Sono tutti gli altri a doversi fare quattro calcoli prima di rispondere alla fatidica domanda. Non perché ci sia nulla di male, perlamordiddio, nel fare un mestiere comune, è che qua i mestieri comuni semplicemente non esistono. Un po’ come nella grammatica d’inglese al liceo: lawyer, doctor, teacher, pilot, astronaut. Ma secondo te, mio padre fa l’astronauta? Ma tipo segretaria, falegname, spazzino, vi faceva fatica scriverli? Ecco, a Parigi è uguale. Eppure quando vai al supermercato è la cassiera a farti lo scontrino, al bar è il cameriere a portarti da bere e il fattorino a consegnarti le pizze. E però tutti questi mestieri non sono repertoriati. Non sono abbastanza glamour, capisci? L’autocensura parigina impone di non nominarli mai durante la conversazione. Di fronte alla maledetta domanda, hai a disposizione diverse opzioni:
a) ricorri a un eufemismo. Tipo: “Lavoro nella ristorazione”, oppure “Sono impiegato nella grande distribuzione”, o ancora “Mi occupo di gastronomia”.
b) sorvoli. Spero che tu abbia almeno uno straccio di velleità artistica che possa salvarti la faccia. Non importa se passi le tue giornate a rispondere al telefono e una sera a settimana segui un corso di teatro. Tu, ragazzo, sei un attore. Se ti guadagni da vivere servendo caffè al bar dell’angolo, ma in vacanza fai i filmini ai tuoi amici, sei un film maker! Perché qua bisogna difendersi, rispondere pan per focaccia, ripagare con la stessa moneta! Il parigino medio non ve lo dirà mai che è disoccupato e vive con l’RSA. No, lui “à la base, il est musicien”, però fa un genere di musica così raffinato e complesso che nessuno lo capisce, poverino, e allora si è risolto a suonare da solo, nella sua cameretta, componendo melodiosi pezzi al ritmo di una sedia percossa da un battipanni. Ve lo giuro, esiste. Storie di vita vissuta.

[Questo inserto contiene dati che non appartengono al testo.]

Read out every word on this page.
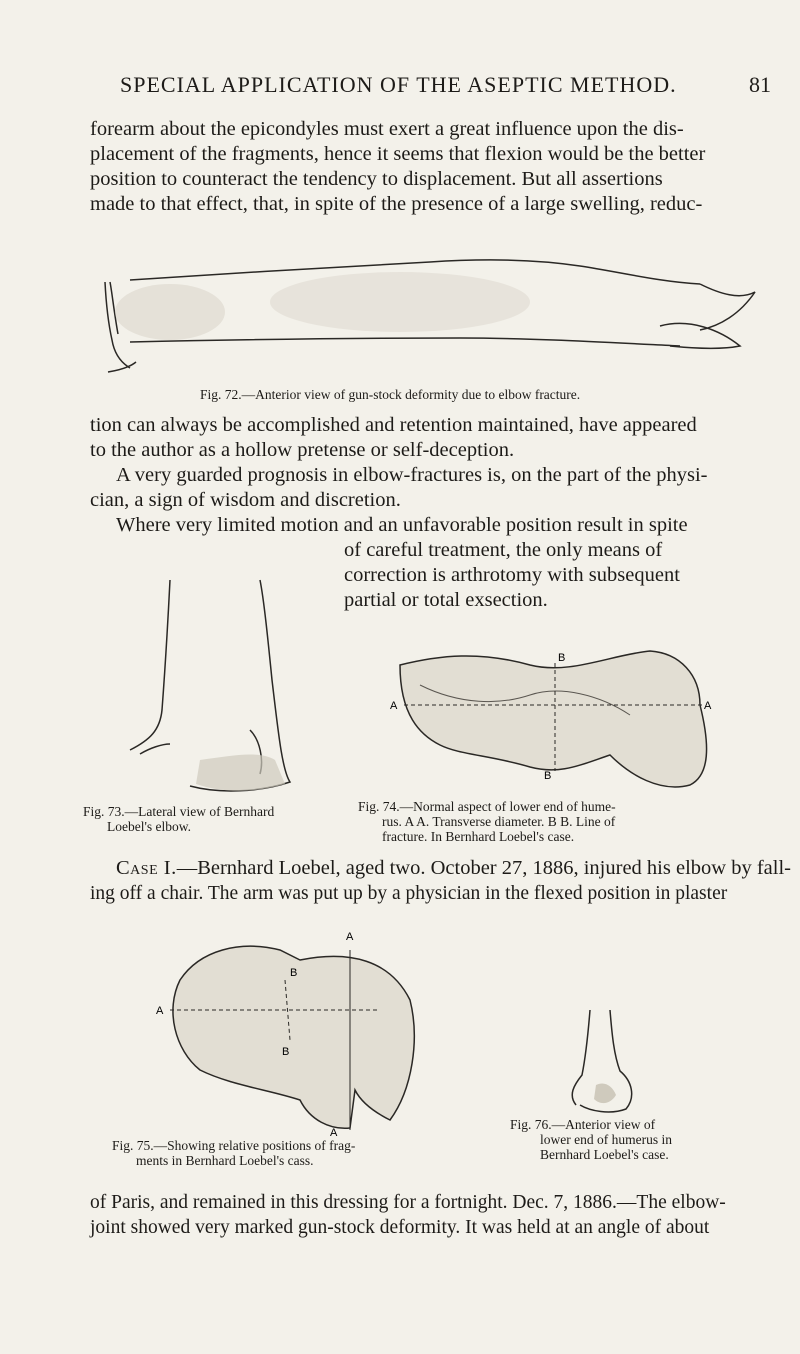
SPECIAL APPLICATION OF THE ASEPTIC METHOD.	81
forearm about the epicondyles must exert a great influence upon the dis-
placement of the fragments, hence it seems that flexion would be the better
position to counteract the tendency to displacement. But all assertions
made to that effect, that, in spite of the presence of a large swelling, reduc-
Fig. 72.—Anterior view of gun-stock deformity due to elbow fracture.
tion can always be accomplished and retention maintained, have appeared
to the author as a hollow pretense or self-deception.
A very guarded prognosis in elbow-fractures is, on the part of the physi-
cian, a sign of wisdom and discretion.
Where very limited motion and an unfavorable position result in spite
of careful treatment, the only means of
correction is arthrotomy with subsequent
partial or total exsection.
Fig. 73.—Lateral view of Bernhard
Loebel's elbow.
A	A
B
B
Fig. 74.—Normal aspect of lower end of hume-
rus. A A. Transverse diameter. B B. Line of
fracture. In Bernhard Loebel's case.
Case I.—Bernhard Loebel, aged two. October 27, 1886, injured his elbow by fall-
ing off a chair. The arm was put up by a physician in the flexed position in plaster
A
B
A
B
A
Fig. 75.—Showing relative positions of frag-
ments in Bernhard Loebel's cass.
Fig. 76.—Anterior view of
lower end of humerus in
Bernhard Loebel's case.
of Paris, and remained in this dressing for a fortnight. Dec. 7, 1886.—The elbow-
joint showed very marked gun-stock deformity. It was held at an angle of about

c) inventi. Però dev’essere bella grossa. “Faccio la fotografa per National Geographic” è la mia preferita. Poi stanno tutti zitti, giuro. Puoi anche divertirti ad entrare nei dettagli, racconti del tuo amico sherpa, di quanto è stato facile imparare lo swahili e di quanto faceva freddo nella Terra del Fuoco. Che ci credano o no, è un’attività divertentissima. Vi svolta la serata.
Insomma, nel grande calderone parigino del “sei quello che fai” bisogna saper sfoderare tutte le proprie velleità istrioniche assopite, e (ed è lo stesso motivo per cui, nella ricerca di un appartamento, è opportuno dare una ritoccata al dossier) date una fotoscioppata anche al vostro cv! Lo fanno tutti!